Texas Instruments is a strong competitor in the traditional segments. It has a strong presence in the Asia pacific region. It reported strong quarter four results. The company’s shares fell after hours as the company projected low growth for the coming quarter. Texas instruments is also expecting a slowdown due to reduced demand. It seems better to avoid this stock.

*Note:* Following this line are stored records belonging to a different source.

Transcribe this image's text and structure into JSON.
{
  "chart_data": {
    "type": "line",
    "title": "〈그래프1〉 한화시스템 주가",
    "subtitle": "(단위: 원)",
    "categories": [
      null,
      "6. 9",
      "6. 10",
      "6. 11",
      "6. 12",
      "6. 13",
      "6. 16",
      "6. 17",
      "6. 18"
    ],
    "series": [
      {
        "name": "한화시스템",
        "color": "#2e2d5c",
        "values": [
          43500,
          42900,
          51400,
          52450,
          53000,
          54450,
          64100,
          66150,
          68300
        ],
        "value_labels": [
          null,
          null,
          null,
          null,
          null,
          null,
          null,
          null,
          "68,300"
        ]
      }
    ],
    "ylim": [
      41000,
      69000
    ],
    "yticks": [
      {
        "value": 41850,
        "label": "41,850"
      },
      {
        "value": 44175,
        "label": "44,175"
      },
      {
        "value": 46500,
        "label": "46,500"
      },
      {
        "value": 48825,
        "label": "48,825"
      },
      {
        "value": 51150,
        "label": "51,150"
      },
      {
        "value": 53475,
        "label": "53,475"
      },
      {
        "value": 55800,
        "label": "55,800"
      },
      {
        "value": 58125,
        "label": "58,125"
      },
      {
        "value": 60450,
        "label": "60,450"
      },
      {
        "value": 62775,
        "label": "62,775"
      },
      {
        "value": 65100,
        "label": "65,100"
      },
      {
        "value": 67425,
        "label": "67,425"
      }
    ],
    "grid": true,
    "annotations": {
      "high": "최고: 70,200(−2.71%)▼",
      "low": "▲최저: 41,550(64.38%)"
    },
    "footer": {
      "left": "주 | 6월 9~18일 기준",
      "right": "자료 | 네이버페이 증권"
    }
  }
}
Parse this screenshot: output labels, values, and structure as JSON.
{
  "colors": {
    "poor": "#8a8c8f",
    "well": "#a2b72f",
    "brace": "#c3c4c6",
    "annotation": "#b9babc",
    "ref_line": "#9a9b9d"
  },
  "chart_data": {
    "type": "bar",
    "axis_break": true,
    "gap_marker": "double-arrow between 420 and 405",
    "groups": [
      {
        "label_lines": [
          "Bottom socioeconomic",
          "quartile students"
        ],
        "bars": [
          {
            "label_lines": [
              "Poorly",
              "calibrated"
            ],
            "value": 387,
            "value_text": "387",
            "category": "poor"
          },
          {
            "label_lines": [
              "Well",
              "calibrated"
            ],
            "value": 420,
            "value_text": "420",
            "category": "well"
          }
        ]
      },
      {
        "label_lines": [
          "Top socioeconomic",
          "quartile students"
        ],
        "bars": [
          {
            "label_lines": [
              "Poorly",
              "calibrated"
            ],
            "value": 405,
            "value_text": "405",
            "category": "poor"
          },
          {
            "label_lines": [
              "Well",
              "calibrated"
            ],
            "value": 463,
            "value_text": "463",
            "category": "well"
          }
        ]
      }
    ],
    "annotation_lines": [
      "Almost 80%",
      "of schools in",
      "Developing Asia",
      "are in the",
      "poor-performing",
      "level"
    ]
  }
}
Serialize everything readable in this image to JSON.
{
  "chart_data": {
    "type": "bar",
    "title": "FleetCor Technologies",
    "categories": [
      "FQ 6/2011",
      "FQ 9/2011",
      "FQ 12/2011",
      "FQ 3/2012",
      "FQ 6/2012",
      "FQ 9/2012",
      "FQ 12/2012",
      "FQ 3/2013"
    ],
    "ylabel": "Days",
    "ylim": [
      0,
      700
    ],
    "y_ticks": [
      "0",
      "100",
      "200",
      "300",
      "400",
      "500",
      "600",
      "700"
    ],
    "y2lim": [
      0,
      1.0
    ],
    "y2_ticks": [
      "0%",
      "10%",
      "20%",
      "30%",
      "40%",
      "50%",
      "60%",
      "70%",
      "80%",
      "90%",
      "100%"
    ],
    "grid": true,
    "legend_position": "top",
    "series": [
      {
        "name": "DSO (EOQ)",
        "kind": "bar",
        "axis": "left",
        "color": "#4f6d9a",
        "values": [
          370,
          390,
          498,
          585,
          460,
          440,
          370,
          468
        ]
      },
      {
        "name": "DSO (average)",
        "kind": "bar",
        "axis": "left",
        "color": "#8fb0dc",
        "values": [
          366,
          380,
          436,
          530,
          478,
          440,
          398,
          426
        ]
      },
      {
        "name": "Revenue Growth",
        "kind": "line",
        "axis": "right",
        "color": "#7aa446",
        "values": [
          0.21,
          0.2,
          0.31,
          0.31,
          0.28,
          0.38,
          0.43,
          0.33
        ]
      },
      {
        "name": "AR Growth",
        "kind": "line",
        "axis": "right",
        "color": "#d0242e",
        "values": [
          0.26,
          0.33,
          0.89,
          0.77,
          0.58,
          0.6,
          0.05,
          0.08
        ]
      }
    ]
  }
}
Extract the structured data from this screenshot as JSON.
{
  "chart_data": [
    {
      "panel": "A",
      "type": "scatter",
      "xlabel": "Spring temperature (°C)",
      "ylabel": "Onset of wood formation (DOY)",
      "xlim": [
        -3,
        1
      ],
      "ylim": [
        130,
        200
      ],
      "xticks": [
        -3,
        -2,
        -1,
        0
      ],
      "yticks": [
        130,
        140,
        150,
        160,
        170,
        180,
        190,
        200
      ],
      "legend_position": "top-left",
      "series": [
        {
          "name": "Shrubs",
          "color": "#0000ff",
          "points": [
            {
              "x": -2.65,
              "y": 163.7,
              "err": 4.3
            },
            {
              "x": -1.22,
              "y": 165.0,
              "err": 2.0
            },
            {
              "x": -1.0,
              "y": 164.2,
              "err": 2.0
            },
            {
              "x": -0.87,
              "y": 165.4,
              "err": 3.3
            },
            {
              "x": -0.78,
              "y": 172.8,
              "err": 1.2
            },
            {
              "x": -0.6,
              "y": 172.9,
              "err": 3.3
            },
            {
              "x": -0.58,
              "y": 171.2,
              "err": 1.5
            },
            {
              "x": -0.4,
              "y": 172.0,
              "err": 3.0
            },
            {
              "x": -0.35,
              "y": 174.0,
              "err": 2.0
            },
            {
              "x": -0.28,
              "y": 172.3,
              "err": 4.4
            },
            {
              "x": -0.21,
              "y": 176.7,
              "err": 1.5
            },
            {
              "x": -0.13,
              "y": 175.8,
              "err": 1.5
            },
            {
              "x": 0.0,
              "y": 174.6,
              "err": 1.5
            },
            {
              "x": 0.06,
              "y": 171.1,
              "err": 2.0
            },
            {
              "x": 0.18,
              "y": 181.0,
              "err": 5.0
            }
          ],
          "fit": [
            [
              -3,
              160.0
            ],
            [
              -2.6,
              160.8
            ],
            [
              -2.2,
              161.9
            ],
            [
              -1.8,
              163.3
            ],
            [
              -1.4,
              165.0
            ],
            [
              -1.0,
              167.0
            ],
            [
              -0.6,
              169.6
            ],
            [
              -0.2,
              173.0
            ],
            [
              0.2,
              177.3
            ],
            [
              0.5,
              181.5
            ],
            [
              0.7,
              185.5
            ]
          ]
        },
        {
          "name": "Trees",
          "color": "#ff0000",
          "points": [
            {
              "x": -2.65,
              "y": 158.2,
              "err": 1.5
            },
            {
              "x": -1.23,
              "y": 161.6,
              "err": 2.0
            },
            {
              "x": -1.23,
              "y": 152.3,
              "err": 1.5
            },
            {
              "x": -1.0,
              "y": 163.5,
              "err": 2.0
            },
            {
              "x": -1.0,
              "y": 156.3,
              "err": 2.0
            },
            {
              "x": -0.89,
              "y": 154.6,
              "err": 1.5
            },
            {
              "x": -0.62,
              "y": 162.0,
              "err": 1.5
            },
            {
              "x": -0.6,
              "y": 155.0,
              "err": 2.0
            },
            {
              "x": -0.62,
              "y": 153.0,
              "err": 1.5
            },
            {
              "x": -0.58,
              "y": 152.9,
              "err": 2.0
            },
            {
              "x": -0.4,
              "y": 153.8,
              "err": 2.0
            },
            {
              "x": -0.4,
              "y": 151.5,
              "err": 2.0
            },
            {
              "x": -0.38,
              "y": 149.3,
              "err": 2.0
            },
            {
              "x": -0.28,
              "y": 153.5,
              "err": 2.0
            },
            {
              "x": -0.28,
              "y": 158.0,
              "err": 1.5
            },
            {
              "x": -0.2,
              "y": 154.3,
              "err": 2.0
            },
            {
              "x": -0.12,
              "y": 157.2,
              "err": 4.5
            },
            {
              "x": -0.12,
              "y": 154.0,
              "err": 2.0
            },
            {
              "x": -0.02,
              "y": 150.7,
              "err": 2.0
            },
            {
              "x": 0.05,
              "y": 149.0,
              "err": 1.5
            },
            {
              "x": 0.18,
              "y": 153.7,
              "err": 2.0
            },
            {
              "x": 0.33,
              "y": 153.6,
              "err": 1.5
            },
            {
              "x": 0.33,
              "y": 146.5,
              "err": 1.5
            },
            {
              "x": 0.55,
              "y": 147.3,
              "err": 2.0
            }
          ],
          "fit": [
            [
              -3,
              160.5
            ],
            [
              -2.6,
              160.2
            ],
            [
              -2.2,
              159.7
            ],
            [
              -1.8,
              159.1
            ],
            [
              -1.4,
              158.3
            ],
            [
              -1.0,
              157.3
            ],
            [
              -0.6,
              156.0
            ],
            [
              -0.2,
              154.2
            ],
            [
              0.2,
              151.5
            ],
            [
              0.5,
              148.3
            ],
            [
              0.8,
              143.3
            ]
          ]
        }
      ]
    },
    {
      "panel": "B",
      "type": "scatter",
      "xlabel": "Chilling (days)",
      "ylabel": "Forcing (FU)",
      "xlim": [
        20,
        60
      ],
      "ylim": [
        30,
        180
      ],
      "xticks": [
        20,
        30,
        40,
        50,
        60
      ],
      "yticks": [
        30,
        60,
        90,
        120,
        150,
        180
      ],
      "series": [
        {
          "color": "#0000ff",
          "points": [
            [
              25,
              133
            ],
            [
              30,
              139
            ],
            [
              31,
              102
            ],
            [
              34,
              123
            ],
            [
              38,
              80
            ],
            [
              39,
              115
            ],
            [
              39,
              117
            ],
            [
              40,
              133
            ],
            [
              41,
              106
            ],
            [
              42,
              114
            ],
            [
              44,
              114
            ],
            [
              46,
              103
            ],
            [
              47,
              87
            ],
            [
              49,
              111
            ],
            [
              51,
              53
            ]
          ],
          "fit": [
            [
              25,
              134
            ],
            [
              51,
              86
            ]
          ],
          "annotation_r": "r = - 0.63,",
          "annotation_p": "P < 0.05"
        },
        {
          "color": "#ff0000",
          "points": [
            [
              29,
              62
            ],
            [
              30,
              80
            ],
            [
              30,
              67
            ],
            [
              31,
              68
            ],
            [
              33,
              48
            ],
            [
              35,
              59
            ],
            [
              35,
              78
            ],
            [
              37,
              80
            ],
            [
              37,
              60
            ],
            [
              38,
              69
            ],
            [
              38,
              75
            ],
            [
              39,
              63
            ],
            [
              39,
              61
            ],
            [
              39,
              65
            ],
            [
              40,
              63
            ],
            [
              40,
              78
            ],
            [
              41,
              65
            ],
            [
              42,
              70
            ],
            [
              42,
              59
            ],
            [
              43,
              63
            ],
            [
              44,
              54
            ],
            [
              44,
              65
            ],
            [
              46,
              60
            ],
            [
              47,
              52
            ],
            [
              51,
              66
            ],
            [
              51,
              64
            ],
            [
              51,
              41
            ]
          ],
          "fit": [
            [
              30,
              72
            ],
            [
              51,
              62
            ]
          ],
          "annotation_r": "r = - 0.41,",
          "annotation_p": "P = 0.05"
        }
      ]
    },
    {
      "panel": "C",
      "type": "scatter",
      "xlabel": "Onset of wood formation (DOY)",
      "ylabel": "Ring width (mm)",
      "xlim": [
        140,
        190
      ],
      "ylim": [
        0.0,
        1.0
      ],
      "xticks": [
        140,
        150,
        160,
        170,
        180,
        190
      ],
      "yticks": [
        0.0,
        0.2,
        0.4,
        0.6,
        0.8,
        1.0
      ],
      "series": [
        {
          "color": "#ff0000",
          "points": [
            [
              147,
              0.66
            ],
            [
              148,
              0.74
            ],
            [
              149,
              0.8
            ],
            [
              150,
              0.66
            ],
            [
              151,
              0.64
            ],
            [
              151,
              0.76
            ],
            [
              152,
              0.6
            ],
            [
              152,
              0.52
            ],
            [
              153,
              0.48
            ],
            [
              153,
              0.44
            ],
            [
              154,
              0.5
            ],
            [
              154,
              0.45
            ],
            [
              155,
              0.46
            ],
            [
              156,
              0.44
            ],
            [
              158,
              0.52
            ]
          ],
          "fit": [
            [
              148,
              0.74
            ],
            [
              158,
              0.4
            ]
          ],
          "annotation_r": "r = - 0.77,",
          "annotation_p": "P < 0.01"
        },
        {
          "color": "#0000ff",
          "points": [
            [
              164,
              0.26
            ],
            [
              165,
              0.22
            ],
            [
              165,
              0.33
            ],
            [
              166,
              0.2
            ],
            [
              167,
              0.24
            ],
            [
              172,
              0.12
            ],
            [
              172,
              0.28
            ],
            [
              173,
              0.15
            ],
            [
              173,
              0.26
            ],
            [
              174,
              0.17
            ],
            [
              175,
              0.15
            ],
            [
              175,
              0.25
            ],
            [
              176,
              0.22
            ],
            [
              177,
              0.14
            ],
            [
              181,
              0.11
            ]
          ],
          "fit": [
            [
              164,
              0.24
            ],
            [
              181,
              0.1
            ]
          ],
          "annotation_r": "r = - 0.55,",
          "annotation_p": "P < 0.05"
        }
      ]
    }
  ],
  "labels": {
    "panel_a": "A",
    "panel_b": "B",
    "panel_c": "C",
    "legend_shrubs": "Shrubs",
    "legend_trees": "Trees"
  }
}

Qualcomm posted strong quarterly results in January. It reported quarterly revenue of $6 billion, showing year-on-year growth of 28%. Non GAAP earnings also experienced year-on-year growth of 30%. Quarterly free cash flow jumped by 24% as compared to the same quarter in 2012. The company is ready to spend a huge amount on research and development as it has accumulated cash of $28.4 billion with no debt. Qualcomm is projecting strong revenue growth for the coming quarters as well. Investors are feeling positive about investing in this company.
Conclusion
The short term investment perspectives are not so bright for this company. Broadcom has projected depressed revenue growth for the first quarter of 2013. This is mainly because of a slowdown in the smartphone market and changing market share between smartphone manufacturers.
However, in the long run, investment perspectives for Broadcom are very bright. Its diversified product portfolio gives it leverage on growth in data usage and connectivity and protects it against a slowdown in one particular segment. Strong industry linkages, like the ones with Apple, also make Broadcom stand apart from its competitors.
Broadcom’s diversified product portfolio, market credibility, future growth strategy and strong brand image make it a must buy.